L’unica cosa interessante della visita di Orban al Cremlino è che questo residuato ripulito della Cortina di ferro ha detto che Putin vincerà la guerra e sa come farlo, infatti ha centrato subito un ospedale oncologico per l’infanzia. Nella futura Rusky novoy, come Putin chiama l’Ucraina, la razza dovrà essere migliorata. Servono schiavi, non si può perdere tempo ad occuparsi dei malati, quale sia loro l’età. I vecchi sono già bombardati tutti i giorni, i bambini vanno selezionati.

Come è possibile che il missile su Kyiv sia arrivato dritto per dritto e non sia stato intercettato? Perché Zelensky sta ancora aspettando le armi promesse dagli americani e quindi quelle difensive di cui dispone le ha messe a protezione degli obiettivi di un qualche significato militare strategico, nemmeno Zelensky crede a quanto sta succedendo, cioè una guerra di sterminio che prosegue quella staliniana iniziata cento anni fa. Stalin uccise dieci milioni di ucraini, un terzo della popolazione, Putin è ancora parecchio indietro a questi obiettivi e deve accelerare i tempi. Lo si capisce dalla tattica adottata nel Donbass dove i russi perdono 1200 uomini al giorno per guadagnare porzioni di terreno insulse. Si tratta di una tattica impiegata dal Vietminh nella guerra di indipendenza, prima ancora in Corea e che inventarono proprio i russi a Stalingrado. Non hanno importanza le perdite umane dei propri effettivi quando le si può rimpiazzare, importante è sfibrare il nemico che ha risorse umane limitate. Macron aveva detto mandiamo i soldati in Ucraina, gli altri paesi europei gli hanno chiesto se era matto, Putin ha fatto il resto e ci ha pure Orban che va a scodinzolargli intorno contento.

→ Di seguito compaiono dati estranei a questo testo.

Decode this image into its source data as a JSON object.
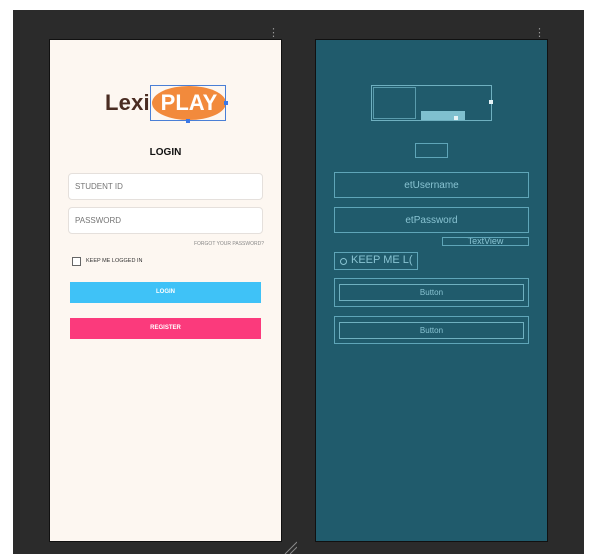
{
  "design": {
    "logo": {
      "text_left": "Lexi",
      "text_badge": "PLAY"
    },
    "title": "LOGIN",
    "student_id_placeholder": "STUDENT ID",
    "password_placeholder": "PASSWORD",
    "forgot_password": "FORGOT YOUR PASSWORD?",
    "keep_logged_in": "KEEP ME LOGGED IN",
    "login_button": "LOGIN",
    "register_button": "REGISTER"
  },
  "blueprint": {
    "username_id": "etUsername",
    "password_id": "etPassword",
    "textview_label": "TextView",
    "checkbox_label": "KEEP ME L(",
    "button1_label": "Button",
    "button2_label": "Button"
  },
  "colors": {
    "canvas_bg": "#2b2b2b",
    "phone_bg": "#fdf7f1",
    "brand_brown": "#4a2c22",
    "brand_orange": "#f28a3c",
    "login_blue": "#3fc2f7",
    "register_pink": "#fb3a7c",
    "blueprint_bg": "#205b6c",
    "selection_blue": "#3b78e7"
  },
  "icons": [
    "overflow-menu-icon",
    "resize-grip-icon"
  ]
}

Che l’America, l’Europa, tollerino tutto questo, oramai è chiaro. Tutta la storia delle armi per difendere l’Ucraina, armi che per carità non si possono usare fuori dai confini stretti della regione e che quindi non servono a niente e che comunque ancora devono arrivare, se mai arriveranno. Come si difende l’Ucraina lo sa iddio, le truppe russe sono fatiscenti militarmente parlando, i loro comandi di ubriaconi secondo la loro tradizione del resto, quando un generale è capace il governo lo silura dai tempi dello Zar Alessandro, hanno il terrore dei militari capaci i governi russi, e questo è l’unico vantaggio di cui dispongono ancora gli ucraini, ma oramai siamo a fine partita. I russi non hanno ostacolo nei loro bombardamenti e anche se non sfondano il fronte, potranno continuare a bersagliare obiettivi civili sensibili, continuando ad accrescere le vittime della popolazione. Questo conta in una guerra di logoramento. Ad un certo momento, senza appoggi veri su cui contare dall’estero, Kyiv chinerà la testa. Soprattutto dopo le promesse, i patti di sicurezza, le visite e tutto il ridicolo ed ipocrita circo che l’occidente ha messo in piedi in questi mesi per salvarsi una faccia sporca di sangue e di fango. Orban è la figura più significativa dell’occidente che già striscia davanti ai suoi vecchi padroni dell’oriente.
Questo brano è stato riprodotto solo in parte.